Views expressed in opinion columns are the author’s own.
Almost nothing surrounding Jordan McNair’s death was handled properly — that much is clear. The University of Maryland football player died of heatstroke after collapsing at a team workout, and the subsequent investigations revealed astounding dysfunction at every level of leadership. Before I look at the good and the bad of what’s happened since the scandal died down and everything returned to the new normal, it’s worth remembering just how disastrous the situation was.
The team’s athletic trainers failed to properly treat McNair; his death was entirely preventable. As the investigation into the culture of this university’s football program detailed, former head coach DJ Durkin didn’t exercise adequate supervision over former strength and conditioning coach Rick Court, who abused players and greatly contributed to an abusive culture that culminated in a player’s death. Athletic director Damon Evans also didn’t responsibly oversee the program and protect its players. His superior, university President Wallace Loh, neglected to scrutinize his athletics department, despite even receiving a tip that there was widespread abuse within the football program.
And after all of this, more chaos ensued when the Board of Regents made the inexcusable decision not to recommend any personnel changes to the university.
Now, it’s been almost a year since McNair died. There were finally some personnel changes at this university as well as on the Board of Regents, and new reforms have been implemented. But the changes have been a mixed bag.
For one, the athletic trainers who failed to treat McNair were fired. It took too long — the university administration was aware of their culpability well before they were released — but they were held responsible.
DJ Durkin, of course, is out as head coach. It took far too long for him to be fired as well — and even when he was, it didn’t feel like justice was served. Durkin walked away with a cool $5.1 million because the university fired him without cause. He didn’t deserve to leave this program with any more money and, considering the damage he inflicted on his players and the university community, it’s regrettable that the university elected to pay him out without a fight.
After next academic year, Loh will also no longer be at this university, yet his departure will be similarly dissatisfying. Far from being held accountable for his role in failing to supervise the athletics department, Loh initially planned to resign as a result of the regents’ directive to keep Durkin. The regents have since retained Loh, and by the time he actually leaves, his repeated failures in handling the scandal will be years in the past.
As for the regents themselves, then-board chairman, James Brady, resigned amid the outrage surrounding the regents’ reinstating Durkin. Upon assuming the position, current chair Linda Gooden rightly apologized for the board’s decision and admitted it was wrong.
Perhaps the most striking continuity is Evans, who remains this university’s athletic director. He bears some responsibility for the toxicity of the football program, as the regents’ report detailed his complete lack of supervision over the team’s leadership. Clearly, he should not be the person leading the athletics department in its reform efforts.
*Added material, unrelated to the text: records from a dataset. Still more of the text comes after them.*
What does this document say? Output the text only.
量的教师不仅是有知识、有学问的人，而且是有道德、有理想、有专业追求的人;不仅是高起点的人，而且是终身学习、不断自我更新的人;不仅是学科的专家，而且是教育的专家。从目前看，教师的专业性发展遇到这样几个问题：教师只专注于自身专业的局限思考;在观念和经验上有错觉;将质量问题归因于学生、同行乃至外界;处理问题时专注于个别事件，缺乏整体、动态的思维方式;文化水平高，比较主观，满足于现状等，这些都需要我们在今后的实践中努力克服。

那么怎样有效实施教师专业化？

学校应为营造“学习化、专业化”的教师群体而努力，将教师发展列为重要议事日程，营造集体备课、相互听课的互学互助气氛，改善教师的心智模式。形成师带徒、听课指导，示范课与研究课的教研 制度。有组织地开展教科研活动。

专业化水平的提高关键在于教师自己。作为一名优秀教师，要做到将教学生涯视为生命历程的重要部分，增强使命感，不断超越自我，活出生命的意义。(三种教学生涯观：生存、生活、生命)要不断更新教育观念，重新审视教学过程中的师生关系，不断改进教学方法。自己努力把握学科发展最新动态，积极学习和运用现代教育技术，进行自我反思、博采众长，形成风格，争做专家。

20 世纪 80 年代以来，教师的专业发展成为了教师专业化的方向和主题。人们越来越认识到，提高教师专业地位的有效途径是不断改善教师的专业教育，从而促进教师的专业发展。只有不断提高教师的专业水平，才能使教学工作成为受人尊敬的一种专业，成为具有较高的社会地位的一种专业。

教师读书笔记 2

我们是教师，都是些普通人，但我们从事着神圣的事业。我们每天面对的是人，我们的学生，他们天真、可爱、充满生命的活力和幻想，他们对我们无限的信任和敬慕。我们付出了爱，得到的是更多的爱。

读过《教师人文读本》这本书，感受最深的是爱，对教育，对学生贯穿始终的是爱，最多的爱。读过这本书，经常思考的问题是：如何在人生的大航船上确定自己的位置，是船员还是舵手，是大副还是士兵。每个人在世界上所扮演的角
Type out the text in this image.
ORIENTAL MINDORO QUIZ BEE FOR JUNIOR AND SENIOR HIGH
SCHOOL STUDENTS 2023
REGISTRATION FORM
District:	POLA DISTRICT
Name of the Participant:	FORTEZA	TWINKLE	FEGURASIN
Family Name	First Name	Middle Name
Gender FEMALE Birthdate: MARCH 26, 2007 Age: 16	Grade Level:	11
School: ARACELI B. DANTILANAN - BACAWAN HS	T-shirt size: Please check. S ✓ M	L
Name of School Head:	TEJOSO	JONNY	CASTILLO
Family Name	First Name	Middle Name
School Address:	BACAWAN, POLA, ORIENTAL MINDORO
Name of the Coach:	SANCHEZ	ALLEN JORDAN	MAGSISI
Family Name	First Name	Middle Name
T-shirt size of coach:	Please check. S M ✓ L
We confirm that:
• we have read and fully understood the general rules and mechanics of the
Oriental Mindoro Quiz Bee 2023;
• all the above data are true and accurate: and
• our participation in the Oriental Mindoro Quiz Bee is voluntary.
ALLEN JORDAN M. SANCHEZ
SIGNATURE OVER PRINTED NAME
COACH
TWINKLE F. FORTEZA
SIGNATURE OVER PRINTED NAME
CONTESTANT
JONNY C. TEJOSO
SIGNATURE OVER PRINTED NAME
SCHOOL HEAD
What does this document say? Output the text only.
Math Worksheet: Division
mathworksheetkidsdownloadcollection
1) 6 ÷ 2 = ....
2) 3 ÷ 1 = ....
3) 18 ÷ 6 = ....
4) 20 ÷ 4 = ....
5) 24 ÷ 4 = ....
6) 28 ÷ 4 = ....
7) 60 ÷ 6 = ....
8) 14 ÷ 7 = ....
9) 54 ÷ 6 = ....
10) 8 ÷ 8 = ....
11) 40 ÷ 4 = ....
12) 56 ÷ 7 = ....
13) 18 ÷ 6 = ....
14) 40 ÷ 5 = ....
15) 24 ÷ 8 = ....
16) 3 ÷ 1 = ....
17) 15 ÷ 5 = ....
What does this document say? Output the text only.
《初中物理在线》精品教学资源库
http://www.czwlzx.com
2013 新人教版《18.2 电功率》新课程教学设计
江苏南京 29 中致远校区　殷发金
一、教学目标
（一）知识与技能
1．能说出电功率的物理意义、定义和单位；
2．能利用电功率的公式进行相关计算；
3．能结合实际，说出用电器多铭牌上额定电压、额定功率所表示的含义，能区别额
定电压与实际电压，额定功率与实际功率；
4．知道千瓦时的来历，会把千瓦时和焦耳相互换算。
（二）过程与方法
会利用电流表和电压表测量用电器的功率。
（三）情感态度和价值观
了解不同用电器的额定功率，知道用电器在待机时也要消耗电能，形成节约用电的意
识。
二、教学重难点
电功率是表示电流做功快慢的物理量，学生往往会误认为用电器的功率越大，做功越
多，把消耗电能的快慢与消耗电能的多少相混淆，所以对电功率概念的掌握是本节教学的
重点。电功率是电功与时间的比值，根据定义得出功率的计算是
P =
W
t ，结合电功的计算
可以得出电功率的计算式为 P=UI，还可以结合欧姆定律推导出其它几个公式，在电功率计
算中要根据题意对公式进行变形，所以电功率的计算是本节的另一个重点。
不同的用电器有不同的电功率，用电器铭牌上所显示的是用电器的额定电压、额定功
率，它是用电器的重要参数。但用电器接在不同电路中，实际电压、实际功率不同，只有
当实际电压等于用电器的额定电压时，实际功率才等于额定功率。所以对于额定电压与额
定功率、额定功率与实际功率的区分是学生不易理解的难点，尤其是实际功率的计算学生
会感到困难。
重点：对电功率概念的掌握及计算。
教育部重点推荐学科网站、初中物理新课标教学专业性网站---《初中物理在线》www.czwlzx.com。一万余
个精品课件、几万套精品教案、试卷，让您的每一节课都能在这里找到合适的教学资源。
Yet that incongruity was on display just this Tuesday when Evans discussed changes to the department with the University Senate.
Regardless of his role, the reforms deserve evaluation. The department has implemented most of the changes recommended in investigations into the football program. And it’s an improvement that there’s now an online platform for players to submit anonymous complaints to be reviewed by people outside the athletic department. Overall, however, it’s unclear if the underlying cultural problems within the program — the hypermasculinity and the pernicious, relentless pressure on players and coaches to succeed — have been addressed.
The Maryland General Assembly has also passed reforms following the scandal, with Gov. Larry Hogan signing into law a bill that reforms the Board of Regents. The law increases the board’s transparency by requiring it to livestream its open meetings and allow the public time to comment before them. But the legislation makes the board only slightly more responsive to the public by requiring the state Senate confirm the chair, an awfully low bar for a democratic process.
This scandal and its aftermath revealed wrongdoing at almost every level in this university. There have been some major changes in leadership, and reforms of the athletics department and the Board of Regents address serious, previously neglected issues. Yet there continues to be a sense that some of those responsible are walking away largely unscathed, and it remains to be seen whether the instituted changes are sufficient to truly reform this university’s athletics department and system of governance.